IEPT20080507, Rb Utrecht, Glassconnect v Auto R.A.S.

09-05-2008 Print this page
IEPT20080507, Rb Utrecht, Glassconnect v Auto R.A.S.

FRANCHISEOVEREENKOMST

 

Vernietiging overeenkomst wegens dwaling
het belang van Auto R.A.S. bij toetreding tot de franchiseorganisatie van Glassconnect was vooral gelegen in de mogelijkheid om te kunnen factureren bij verzekeraars (zoals Achmea) en zodoende te kunnen concurreren met bijvoorbeeld Carglass en die mogelijkheid was in mei 2005 geenszins zeker
Uit de stellingen van partijen kan worden afgeleid dat het belang van Auto R.A.S. bij toetreding tot de franchiseorganisatie van Glassconnect vooral gelegen was in de mogelijkheid om als autoglasspecialist te kunnen factureren bij verzekeraars (zoals Achmea) en zodoende te kunnen concurreren met bijvoorbeeld Carglass en dat dit belang bij Glassconnect bekend was.
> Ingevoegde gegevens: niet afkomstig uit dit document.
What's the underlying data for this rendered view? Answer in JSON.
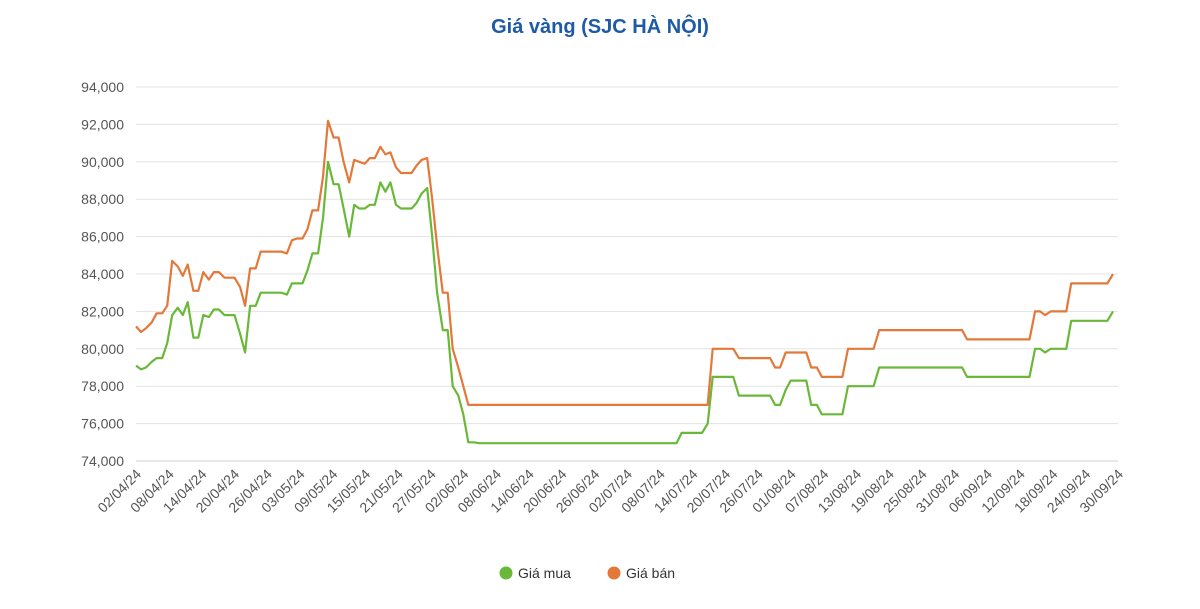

In de e-mail correspondentie van Glassconnect naar Auto R.A.S. van 20 en 21 januari 2005 (productie 1 bij conclusie van antwoord) heeft zij immers zelf aangevoerd dat de franchisenemers konden tekenen, omdat Achmea had aangegeven dat zij de opzet van Glassconnect voldoende vond. In de flyer (onderdeel van productie 3 bij de conclusie van antwoord) vermeldt Glassconnect als eerste punt onder het kopje ?Glassconnect betekent voor u? dat schadeuitkering bij Achmea gegarandeerd is. Gelet op de tekst van de e-mails van 20 en 21 januari 2005 en de flyer die voorafgaand aan de bijeenkomst met mogelijke franchisenemers door Glassconnect is verspreid, alsmede de mededeling van de de directeur van Glassconnect ter comparitie dat de franchisenemers gerechtigd waren hun facturen bij Achmea in te dienen, stelt de rechtbank vast dat Glassconnect aan haar franchisenemers heeft voorgehouden dat zij uitbetaling door aan Achmea verbonden verzekeraars kon garanderen en dat zij wist dat dit argument van doorslaggevende betekenis was voor franchisenemers om zich bij Glassconnect aan te sluiten.
4.6.  Uit het e-mailbericht dat Glassconnect op 20 mei 2005 aan onder meer Auto R.A.S. verzond (zie 2.8), blijkt echter dat de garantie op uitkering door Achmea niet bestond op het tijdstip dat de overeenkomst (en de aanvulling daarop) tussen partijen werd gesloten. Uit dit bericht blijkt immers dat FBTO (een verzekeraar verbonden aan Achmea) haar verzekerden een brief had gestuurd dat de schadepenningen niet werden vergoed als de schade door (franchisenemers van) Glassconnect werd ingediend. Verder blijkt uit het bericht dat Achmea een nieuwe manager had aangesteld die de mondelinge afspraken met Glassconnect niet erkende. Glassconnect heeft door bij het aangaan van de franchiseovereenkomst te garanderen dat aan Achmea verbonden verzekeraars de facturen van franchisenemers zouden uitbetalen dus een onjuiste voorstelling van zaken gegeven. Glassconnect was bekend met het belang van Auto R.A.S. bij de garantie op schadeuitkering door Achmea, zodat niet aannemelijk is dat de overeenkomst (op dezelfde voorwaarden) ook tot stand zou zijn gekomen indien Auto R.A.S. bij het aangaan van de overeenkomst had geweten dat de uitbetaling van facturen door Achmea via Glassconnect onzeker was. Dat Glassconnect uiteindelijk (in september 2005) een overeenkomst met Achmea heeft gesloten en als organisatie nog in opbouw was, doet hier niet aan af. Veeleer bevestigt dit de omstandigheid dat in mei 2005 - in tegenstelling tot hetgeen Glassconnect voorafgaand aan het tekenen van de overeenkomst heeft voorgehouden - uitbetaling door Achmea geenszins zeker was. Het voorgaande leidt de rechtbank tot het oordeel dat de franchiseovereenkomst tot stand is gekomen onder invloed van dwaling. Dit heeft tot gevolg dat de door Auto R.A.S. in reconventie gevorderde vernietiging van de franchiseovereenkomst wordt toegewezen.

 

IEPT20080507, Rb Utrecht, Glassconnect v Auto R.A.S.